Pour Héraclès, c’était une honte pesante. Il avait déjà enduré une longue servitude, accompli des exploits terribles ; et voilà qu’à cause d’un crime commis de sa propre main, il était rejeté une fois encore dans l’humiliation.
Selon l’oracle, Héraclès devait être vendu comme esclave, et le prix de la vente servirait à compenser la mort d’Iphitos. On l’emmena au loin ; il arriva finalement auprès d’Omphale, reine de Lydie, et commença sous son autorité une nouvelle période de servitude.
La haine née en Œchalie ne s’éteignit pas vraiment pour autant. Eurytos avait perdu son fils, et sa rancune contre Héraclès devint plus profonde encore.

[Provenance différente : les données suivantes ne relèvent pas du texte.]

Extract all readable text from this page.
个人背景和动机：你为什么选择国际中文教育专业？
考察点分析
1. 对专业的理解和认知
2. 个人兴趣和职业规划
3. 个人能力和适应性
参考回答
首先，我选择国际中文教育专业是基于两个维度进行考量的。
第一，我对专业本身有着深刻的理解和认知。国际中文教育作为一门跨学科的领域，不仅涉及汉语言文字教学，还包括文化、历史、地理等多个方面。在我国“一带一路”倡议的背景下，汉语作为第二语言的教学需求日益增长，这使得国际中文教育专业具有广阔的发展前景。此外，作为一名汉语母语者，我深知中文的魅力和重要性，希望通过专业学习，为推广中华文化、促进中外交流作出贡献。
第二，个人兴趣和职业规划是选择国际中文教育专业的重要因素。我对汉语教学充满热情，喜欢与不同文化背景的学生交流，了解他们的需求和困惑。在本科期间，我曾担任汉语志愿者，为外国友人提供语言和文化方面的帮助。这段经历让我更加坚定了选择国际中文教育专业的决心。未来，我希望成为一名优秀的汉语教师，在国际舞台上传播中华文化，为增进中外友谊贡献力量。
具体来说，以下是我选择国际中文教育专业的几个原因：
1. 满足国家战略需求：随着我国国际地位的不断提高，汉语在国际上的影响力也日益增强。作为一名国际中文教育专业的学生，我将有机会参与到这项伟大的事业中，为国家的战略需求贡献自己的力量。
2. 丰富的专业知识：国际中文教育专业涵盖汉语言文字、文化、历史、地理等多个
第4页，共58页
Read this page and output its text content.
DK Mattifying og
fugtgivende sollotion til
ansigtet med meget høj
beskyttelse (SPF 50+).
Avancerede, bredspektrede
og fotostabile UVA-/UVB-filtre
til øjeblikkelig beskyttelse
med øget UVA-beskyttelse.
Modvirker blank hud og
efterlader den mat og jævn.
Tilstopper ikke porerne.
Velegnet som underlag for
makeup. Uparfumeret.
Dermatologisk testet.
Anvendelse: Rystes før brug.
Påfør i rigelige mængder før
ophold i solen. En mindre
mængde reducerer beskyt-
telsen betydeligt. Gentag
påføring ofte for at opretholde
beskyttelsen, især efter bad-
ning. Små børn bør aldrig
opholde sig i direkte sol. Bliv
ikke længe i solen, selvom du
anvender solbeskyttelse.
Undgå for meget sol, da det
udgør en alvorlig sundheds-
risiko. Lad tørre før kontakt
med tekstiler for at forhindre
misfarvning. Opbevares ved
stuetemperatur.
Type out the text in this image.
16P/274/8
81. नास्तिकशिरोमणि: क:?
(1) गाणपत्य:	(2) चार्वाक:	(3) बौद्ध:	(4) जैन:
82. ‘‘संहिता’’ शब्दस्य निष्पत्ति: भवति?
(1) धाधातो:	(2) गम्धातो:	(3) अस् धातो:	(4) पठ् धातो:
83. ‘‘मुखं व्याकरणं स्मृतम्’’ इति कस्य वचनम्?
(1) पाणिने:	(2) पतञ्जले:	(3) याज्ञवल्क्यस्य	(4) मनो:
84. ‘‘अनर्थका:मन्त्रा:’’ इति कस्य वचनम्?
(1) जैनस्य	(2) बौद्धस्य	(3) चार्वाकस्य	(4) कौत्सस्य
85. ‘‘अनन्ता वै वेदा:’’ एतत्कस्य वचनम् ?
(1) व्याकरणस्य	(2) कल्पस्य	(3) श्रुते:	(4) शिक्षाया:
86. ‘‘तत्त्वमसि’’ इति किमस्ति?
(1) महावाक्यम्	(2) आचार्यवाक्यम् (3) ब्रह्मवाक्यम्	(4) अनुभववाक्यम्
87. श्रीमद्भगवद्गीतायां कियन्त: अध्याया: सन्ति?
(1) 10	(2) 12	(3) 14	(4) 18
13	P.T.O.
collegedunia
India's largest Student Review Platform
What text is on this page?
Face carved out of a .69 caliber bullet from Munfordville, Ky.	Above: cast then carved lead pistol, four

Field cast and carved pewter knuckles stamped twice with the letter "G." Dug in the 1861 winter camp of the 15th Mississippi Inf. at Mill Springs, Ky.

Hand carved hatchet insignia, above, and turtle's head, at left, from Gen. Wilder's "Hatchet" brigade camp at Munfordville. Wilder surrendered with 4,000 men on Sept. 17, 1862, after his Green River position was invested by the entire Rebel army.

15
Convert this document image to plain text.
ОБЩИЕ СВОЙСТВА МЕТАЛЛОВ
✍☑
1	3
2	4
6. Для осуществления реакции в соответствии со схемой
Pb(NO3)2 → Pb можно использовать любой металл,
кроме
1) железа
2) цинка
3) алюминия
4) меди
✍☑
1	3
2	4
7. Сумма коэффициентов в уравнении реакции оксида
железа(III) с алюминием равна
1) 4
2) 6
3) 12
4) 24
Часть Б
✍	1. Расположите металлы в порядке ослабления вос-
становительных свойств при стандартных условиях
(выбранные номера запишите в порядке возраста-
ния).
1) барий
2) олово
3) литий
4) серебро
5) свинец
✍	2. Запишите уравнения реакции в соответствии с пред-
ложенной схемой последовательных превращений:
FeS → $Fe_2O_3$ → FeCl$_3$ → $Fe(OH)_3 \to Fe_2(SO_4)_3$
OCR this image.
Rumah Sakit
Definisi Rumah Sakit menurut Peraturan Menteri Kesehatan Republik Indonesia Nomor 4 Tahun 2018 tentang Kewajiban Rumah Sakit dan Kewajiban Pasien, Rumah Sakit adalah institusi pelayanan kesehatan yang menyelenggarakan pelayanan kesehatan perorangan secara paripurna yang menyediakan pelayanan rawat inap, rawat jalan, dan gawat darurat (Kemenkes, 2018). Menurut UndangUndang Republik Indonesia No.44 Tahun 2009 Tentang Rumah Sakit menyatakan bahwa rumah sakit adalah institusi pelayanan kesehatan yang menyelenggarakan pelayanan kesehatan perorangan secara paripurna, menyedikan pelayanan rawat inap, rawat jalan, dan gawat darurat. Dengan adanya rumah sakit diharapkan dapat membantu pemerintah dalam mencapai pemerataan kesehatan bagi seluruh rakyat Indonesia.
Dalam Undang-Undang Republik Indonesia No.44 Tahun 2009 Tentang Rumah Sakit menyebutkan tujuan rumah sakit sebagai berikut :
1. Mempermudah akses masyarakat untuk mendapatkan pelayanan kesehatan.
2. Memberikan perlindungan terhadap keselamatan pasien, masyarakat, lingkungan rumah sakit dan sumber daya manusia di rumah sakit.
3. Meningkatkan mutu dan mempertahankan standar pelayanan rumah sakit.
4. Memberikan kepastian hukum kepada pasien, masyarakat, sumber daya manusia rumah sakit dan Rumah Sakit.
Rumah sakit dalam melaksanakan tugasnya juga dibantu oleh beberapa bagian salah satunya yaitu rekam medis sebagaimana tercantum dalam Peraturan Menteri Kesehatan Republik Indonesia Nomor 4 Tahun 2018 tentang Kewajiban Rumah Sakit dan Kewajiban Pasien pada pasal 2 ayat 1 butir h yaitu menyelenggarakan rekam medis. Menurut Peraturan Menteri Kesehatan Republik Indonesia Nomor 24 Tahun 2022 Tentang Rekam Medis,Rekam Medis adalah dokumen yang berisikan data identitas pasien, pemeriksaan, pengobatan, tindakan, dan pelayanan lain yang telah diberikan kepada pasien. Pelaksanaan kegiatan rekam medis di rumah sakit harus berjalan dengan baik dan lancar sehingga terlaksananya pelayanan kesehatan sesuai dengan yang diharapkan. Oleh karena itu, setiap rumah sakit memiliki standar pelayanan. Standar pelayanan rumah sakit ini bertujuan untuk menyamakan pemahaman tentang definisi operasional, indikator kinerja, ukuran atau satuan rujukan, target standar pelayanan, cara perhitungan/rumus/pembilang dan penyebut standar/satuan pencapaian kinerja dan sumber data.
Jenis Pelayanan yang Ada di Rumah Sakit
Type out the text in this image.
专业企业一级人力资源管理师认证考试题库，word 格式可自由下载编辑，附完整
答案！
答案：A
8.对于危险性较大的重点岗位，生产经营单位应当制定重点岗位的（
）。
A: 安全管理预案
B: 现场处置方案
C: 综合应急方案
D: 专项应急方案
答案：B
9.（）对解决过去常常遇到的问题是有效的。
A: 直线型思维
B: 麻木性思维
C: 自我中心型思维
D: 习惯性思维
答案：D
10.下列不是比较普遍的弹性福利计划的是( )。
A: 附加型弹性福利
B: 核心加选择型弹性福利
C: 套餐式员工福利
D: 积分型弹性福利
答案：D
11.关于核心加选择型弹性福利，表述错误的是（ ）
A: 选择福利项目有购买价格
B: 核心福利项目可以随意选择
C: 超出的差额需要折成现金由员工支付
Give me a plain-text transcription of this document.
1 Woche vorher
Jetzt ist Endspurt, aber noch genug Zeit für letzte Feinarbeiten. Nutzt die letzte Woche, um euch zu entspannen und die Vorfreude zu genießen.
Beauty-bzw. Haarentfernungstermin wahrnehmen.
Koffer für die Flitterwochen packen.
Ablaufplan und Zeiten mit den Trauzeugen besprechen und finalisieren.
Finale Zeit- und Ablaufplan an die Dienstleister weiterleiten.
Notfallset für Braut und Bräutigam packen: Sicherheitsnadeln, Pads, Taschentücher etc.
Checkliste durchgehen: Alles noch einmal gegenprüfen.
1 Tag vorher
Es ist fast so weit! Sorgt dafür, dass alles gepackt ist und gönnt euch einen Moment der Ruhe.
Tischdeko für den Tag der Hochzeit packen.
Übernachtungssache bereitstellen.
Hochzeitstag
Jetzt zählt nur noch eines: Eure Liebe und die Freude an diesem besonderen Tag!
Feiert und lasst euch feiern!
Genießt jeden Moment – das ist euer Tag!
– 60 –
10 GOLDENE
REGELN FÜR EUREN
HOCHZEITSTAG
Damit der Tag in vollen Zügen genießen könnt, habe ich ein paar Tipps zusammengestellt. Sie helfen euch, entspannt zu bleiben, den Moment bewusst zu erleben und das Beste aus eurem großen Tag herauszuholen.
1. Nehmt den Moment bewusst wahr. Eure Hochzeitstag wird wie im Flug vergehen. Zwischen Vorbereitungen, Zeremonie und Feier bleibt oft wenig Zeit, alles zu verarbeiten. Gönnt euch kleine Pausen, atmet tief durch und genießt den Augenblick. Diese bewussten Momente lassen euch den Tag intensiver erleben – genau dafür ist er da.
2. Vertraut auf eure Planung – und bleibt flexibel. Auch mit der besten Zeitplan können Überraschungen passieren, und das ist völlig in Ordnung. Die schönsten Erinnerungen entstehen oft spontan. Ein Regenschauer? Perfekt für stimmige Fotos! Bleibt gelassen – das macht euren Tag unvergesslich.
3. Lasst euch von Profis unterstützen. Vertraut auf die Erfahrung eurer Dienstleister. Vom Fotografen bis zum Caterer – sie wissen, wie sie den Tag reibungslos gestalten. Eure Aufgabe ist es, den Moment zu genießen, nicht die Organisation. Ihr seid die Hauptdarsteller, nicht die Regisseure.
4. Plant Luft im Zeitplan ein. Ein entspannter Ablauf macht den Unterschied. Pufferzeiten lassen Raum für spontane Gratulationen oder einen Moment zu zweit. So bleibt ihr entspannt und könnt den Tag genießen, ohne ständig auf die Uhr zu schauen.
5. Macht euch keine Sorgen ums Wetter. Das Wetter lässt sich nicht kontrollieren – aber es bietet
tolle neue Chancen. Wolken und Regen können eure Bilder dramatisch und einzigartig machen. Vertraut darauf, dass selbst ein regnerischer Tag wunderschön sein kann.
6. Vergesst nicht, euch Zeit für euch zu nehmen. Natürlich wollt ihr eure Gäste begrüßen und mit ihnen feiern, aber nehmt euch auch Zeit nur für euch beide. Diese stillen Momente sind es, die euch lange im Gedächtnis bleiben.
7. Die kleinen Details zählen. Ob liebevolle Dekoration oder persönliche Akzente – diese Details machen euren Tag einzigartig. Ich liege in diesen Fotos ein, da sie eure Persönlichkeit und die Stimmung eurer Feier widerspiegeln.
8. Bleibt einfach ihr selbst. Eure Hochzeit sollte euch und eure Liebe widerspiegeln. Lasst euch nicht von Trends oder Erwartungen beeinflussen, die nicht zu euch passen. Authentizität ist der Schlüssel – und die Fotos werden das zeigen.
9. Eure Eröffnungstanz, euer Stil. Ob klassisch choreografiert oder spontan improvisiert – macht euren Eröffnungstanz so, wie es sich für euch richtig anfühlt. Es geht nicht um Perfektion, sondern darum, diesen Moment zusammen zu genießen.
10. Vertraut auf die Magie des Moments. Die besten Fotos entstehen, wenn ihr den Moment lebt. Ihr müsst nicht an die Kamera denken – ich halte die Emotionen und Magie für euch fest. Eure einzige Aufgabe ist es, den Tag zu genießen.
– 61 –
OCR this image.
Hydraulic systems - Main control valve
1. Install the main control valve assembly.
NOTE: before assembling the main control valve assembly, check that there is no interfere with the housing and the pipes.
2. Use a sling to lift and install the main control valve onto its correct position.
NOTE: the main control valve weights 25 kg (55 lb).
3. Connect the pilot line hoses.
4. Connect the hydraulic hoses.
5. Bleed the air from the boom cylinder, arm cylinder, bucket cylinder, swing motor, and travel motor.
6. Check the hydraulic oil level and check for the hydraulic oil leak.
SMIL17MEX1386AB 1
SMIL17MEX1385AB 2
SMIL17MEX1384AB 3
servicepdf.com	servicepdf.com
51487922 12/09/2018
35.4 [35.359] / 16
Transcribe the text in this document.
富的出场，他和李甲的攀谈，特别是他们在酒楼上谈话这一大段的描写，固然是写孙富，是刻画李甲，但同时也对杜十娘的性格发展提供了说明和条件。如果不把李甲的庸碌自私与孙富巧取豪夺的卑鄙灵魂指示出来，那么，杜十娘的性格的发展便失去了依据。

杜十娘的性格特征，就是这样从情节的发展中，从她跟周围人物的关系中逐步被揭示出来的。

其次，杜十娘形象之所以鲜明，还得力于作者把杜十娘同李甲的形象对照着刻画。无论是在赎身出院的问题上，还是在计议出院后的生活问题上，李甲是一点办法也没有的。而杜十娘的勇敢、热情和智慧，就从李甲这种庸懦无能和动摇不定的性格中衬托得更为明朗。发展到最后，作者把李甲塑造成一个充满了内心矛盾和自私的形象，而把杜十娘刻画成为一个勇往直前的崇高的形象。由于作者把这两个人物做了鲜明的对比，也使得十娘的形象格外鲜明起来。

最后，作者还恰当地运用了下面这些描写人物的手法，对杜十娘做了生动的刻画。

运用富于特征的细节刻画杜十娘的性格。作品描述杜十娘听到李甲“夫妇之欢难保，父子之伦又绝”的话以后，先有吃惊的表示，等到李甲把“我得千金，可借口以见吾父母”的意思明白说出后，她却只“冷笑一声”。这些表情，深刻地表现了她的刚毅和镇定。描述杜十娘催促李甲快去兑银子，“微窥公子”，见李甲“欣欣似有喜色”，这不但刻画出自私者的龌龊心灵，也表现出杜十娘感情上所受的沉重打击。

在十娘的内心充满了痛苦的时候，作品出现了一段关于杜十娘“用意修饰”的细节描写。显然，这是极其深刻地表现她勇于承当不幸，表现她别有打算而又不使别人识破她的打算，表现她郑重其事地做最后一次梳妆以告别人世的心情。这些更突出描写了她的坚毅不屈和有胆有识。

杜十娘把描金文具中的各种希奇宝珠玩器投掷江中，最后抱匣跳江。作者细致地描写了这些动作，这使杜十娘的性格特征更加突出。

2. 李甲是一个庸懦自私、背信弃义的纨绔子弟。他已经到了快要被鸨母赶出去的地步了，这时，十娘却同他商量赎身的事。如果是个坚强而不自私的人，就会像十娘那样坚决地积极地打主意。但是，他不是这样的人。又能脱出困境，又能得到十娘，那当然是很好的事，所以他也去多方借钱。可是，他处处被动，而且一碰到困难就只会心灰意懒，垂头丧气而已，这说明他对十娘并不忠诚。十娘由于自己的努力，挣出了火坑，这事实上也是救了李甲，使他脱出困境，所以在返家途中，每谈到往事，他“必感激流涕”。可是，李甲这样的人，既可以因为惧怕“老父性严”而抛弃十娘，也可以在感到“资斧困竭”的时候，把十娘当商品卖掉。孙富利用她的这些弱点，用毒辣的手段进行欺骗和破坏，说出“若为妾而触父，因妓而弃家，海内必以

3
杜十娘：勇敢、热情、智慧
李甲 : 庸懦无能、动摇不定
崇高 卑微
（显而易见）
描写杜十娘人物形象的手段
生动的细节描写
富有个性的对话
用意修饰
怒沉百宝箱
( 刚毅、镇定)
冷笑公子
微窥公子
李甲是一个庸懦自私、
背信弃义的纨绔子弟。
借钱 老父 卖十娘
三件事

Héraclès, lui, avait perdu le mariage qu’il aurait dû obtenir par sa victoire, puis il avait tué, dans un accès de colère, celui qui lui avait fait confiance. Iole demeurait toujours dans le palais de son père, mais son nom était désormais lié à cette querelle et devait devenir plus tard l’amorce d’un malheur plus grand.
Cette fois, Héraclès n’avait vaincu aucun monstre et n’avait rapporté aucune gloire. Il avait gagné au tir à l’arc, mais perdu la fiancée promise ; il n’avait pas volé les troupeaux, mais le soupçon avait enflammé sa colère jusqu’au meurtre. Il était le plus puissant des héros, et pourtant il ne sut pas gouverner le feu qui brûlait dans son propre cœur. Après la mort d’Iphitos, Héraclès quitta de nouveau la voie des hommes libres pour entrer dans la servitude et l’expiation. Dans le palais d’Œchalie, le concours d’arc ne laissa pas derrière lui des chants de noces, mais une chaîne de haines impossibles à reprendre.